Nana led the Bible studies her parents organized.
“About five years after Daniel died, a dashing handsome attorney who’d just been elected to the state legislature came to the Bible study. His young wife had cancer. Although his career was going the way he’d hoped—his political ambitions were great—and he came from great wealth, he realized his helplessness to control some of life’s situations. He came to ask for prayer for his wife’s healing. He came every week. Finally, he asked Jesus to be his Lord and Savior.”
Nana smiled. “He led his wife to do the same.”
“That’s wonderful,” Sara interjected.
Nana nodded. “Yes, but. . .” She shook her head. “His wife died three months later. His faith hit bottom.”
Sara could have cried.
“I was able to tell him I knew how he felt. My husband and I had given up everything to go and minister to the people of Korea, yet my husband was killed. I was left without the one I loved, the one who was supposed to be my life’s mate.”
Nana reached into the pocket of her print dress for a tissue. “I begged him to hold onto Jesus, even if he didn’t feel Him.

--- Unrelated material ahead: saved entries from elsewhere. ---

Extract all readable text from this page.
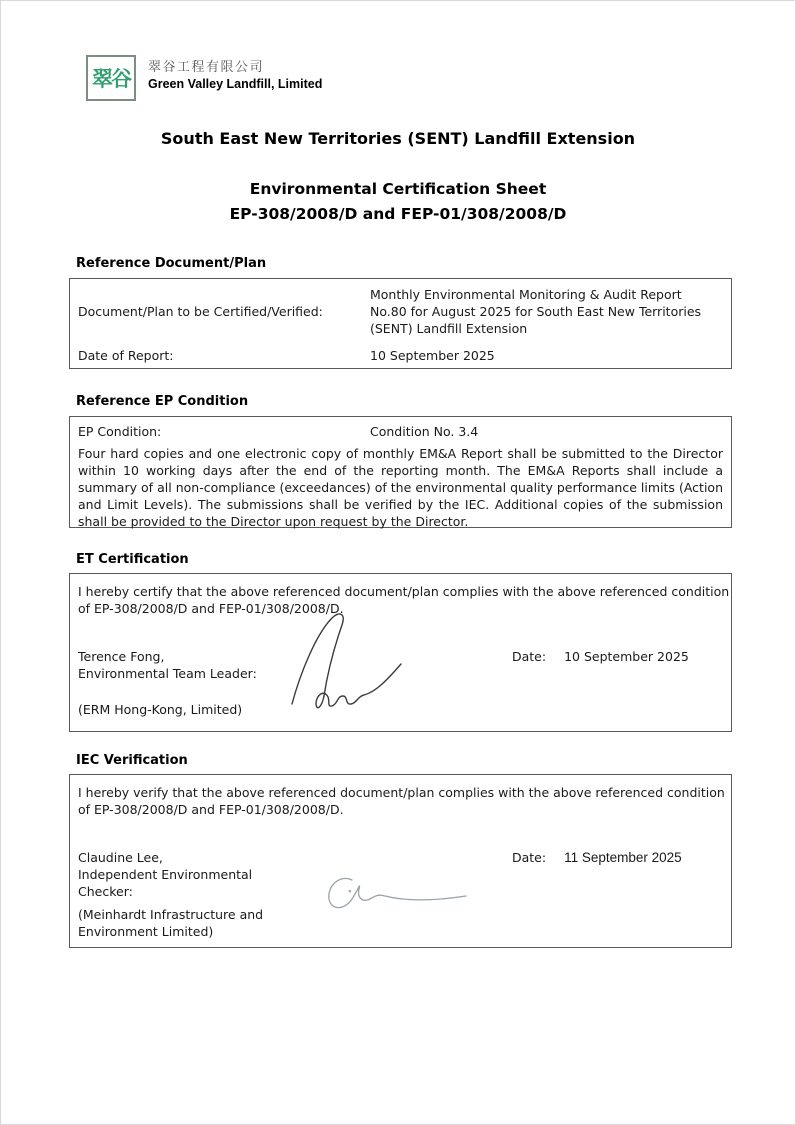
翠谷 翠谷工程有限公司
Green Valley Landfill, Limited
South East New Territories (SENT) Landfill Extension
Environmental Certification Sheet
EP-308/2008/D and FEP-01/308/2008/D
Reference Document/Plan
Document/Plan to be Certified/Verified:
Monthly Environmental Monitoring & Audit Report No.80 for August 2025 for South East New Territories (SENT) Landfill Extension
Date of Report:	10 September 2025
Reference EP Condition
EP Condition:	Condition No. 3.4
Four hard copies and one electronic copy of monthly EM&A Report shall be submitted to the Director within 10 working days after the end of the reporting month. The EM&A Reports shall include a summary of all non-compliance (exceedances) of the environmental quality performance limits (Action and Limit Levels). The submissions shall be verified by the IEC. Additional copies of the submission shall be provided to the Director upon request by the Director.
ET Certification
I hereby certify that the above referenced document/plan complies with the above referenced condition of EP-308/2008/D and FEP-01/308/2008/D.
Terence Fong,
Environmental Team Leader:
Date: 10 September 2025
(ERM Hong-Kong, Limited)
IEC Verification
I hereby verify that the above referenced document/plan complies with the above referenced condition of EP-308/2008/D and FEP-01/308/2008/D.
Claudine Lee,
Independent Environmental Checker:
Date: 11 September 2025
(Meinhardt Infrastructure and Environment Limited)
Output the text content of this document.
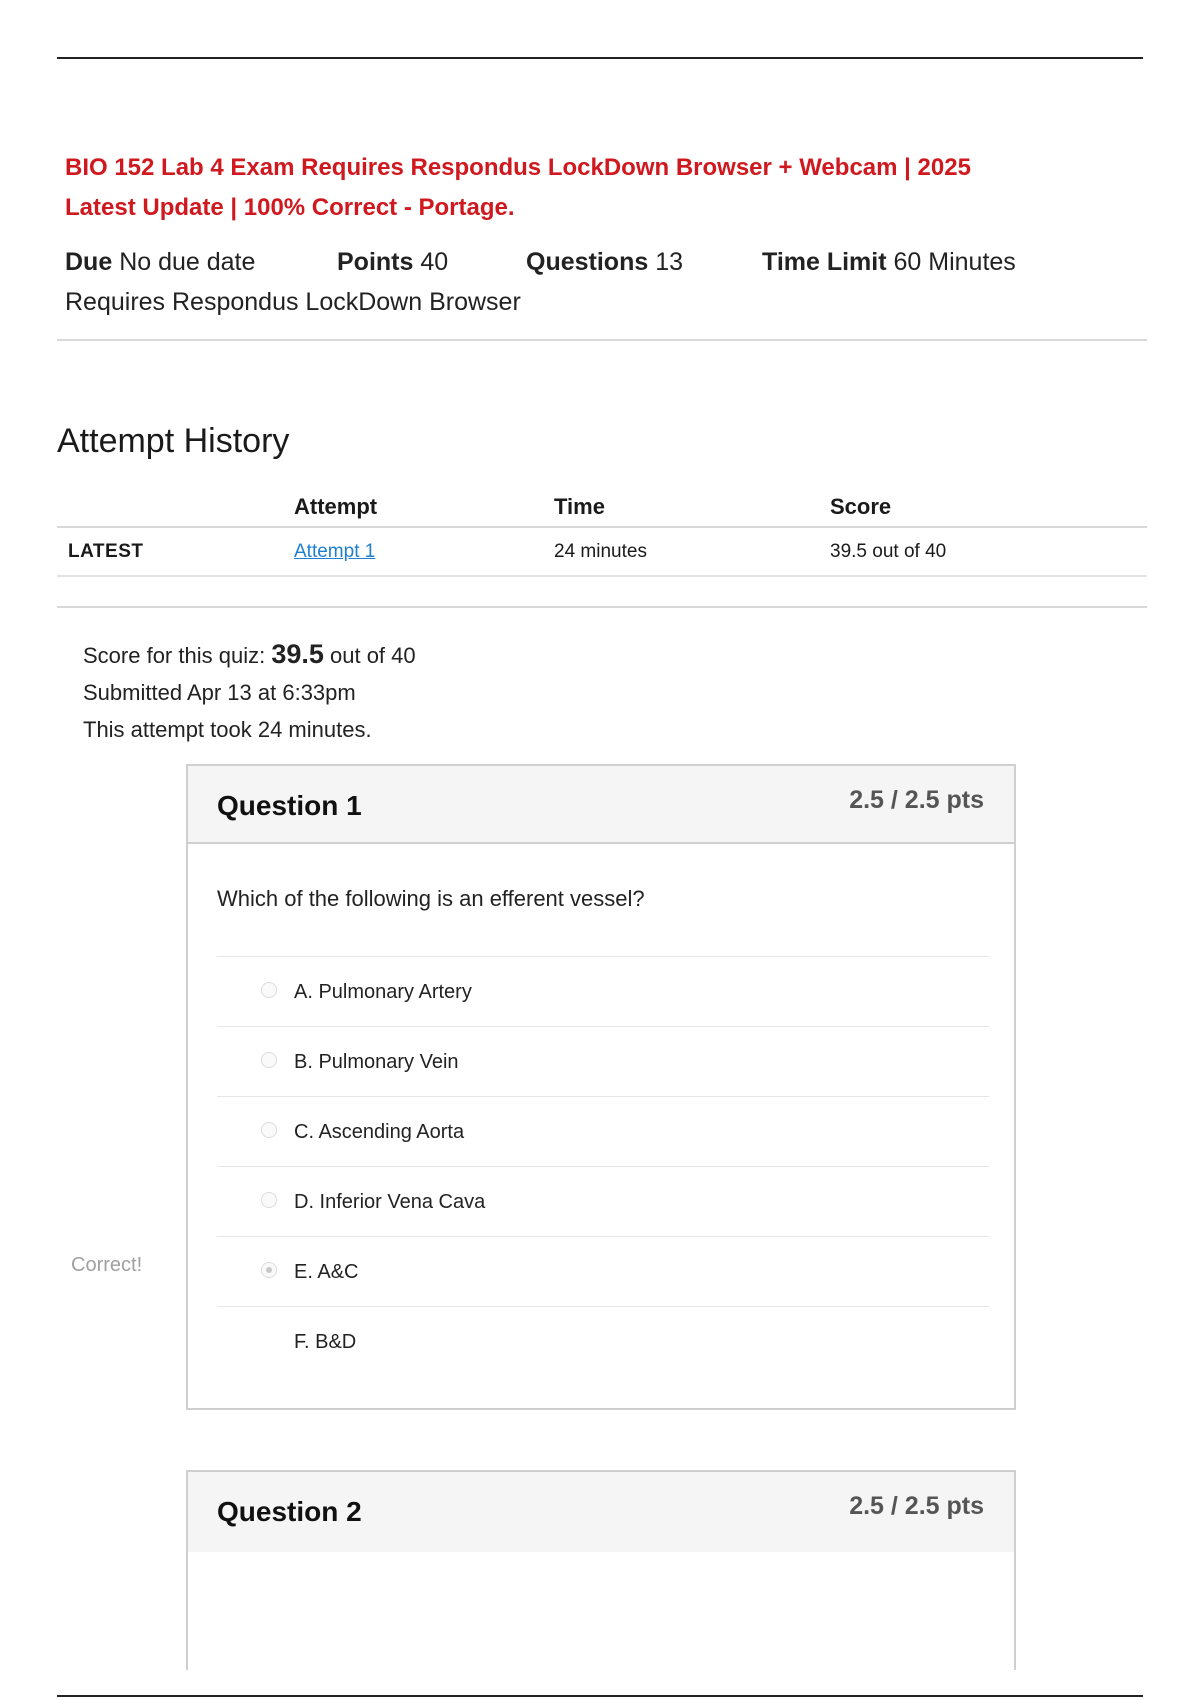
BIO 152 Lab 4 Exam Requires Respondus LockDown Browser + Webcam | 2025
Latest Update | 100% Correct - Portage.
Due No due date	Points 40	Questions 13	Time Limit 60 Minutes
Requires Respondus LockDown Browser
Attempt History
	Attempt	Time	Score
LATEST	Attempt 1	24 minutes	39.5 out of 40
Score for this quiz: 39.5 out of 40
Submitted Apr 13 at 6:33pm
This attempt took 24 minutes.
Correct!
Question 1	2.5 / 2.5 pts

Which of the following is an efferent vessel?

A. Pulmonary Artery
B. Pulmonary Vein
C. Ascending Aorta
D. Inferior Vena Cava
E. A&C
F. B&D
Question 2	2.5 / 2.5 pts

Eventually, he crossed over that gulf of grief. It was a slow, painful process. He had to accept the reality that God is the Creator, we are the creatures. God is in control, not us. We cannot do enough work to merit protection from other men’s free will. He understood that but said he felt God had let him down.”
Sara didn’t speak during Nana’s brief silence.
The older woman wiped her eyes, then continued. “I could understand that. I’d felt it too. But deep in my heart, I knew the right way to feel about God. My husband and I had known the sacrifice and the danger when we went to Korea. I told him that. Then one day, Byron said to me, ‘My heart has broken. But you know? I’m realizing that my wife and I were healed spiritually. She has more than I could ever give her. If she had been healed physically, then my faith would be based on what God can do for me in this life. That’s not what He’s about. It’s more about trusting Him and living for Him even when life doesn’t go our way. It’s a relationship with the Creator of the universe that will last throughout eternity.’ ”
Sara waited for the ending.
Nana returned the tissue to her pocket and smiled.
Sara could stand it no longer. “What happened to Byron?”
“Oh,” Nana scoffed and leaned over to touch Sara on the knee. “I left out one of the best parts. Two years later, Byron and I married. He became a congressman. But his ultimate goal was no longer to attain position. He became a wonderful Christian witness. Albert reminds me so much of him.”
Sara smiled. If Albert were half the man Nana talked about, then he would certainly be a prize for any woman.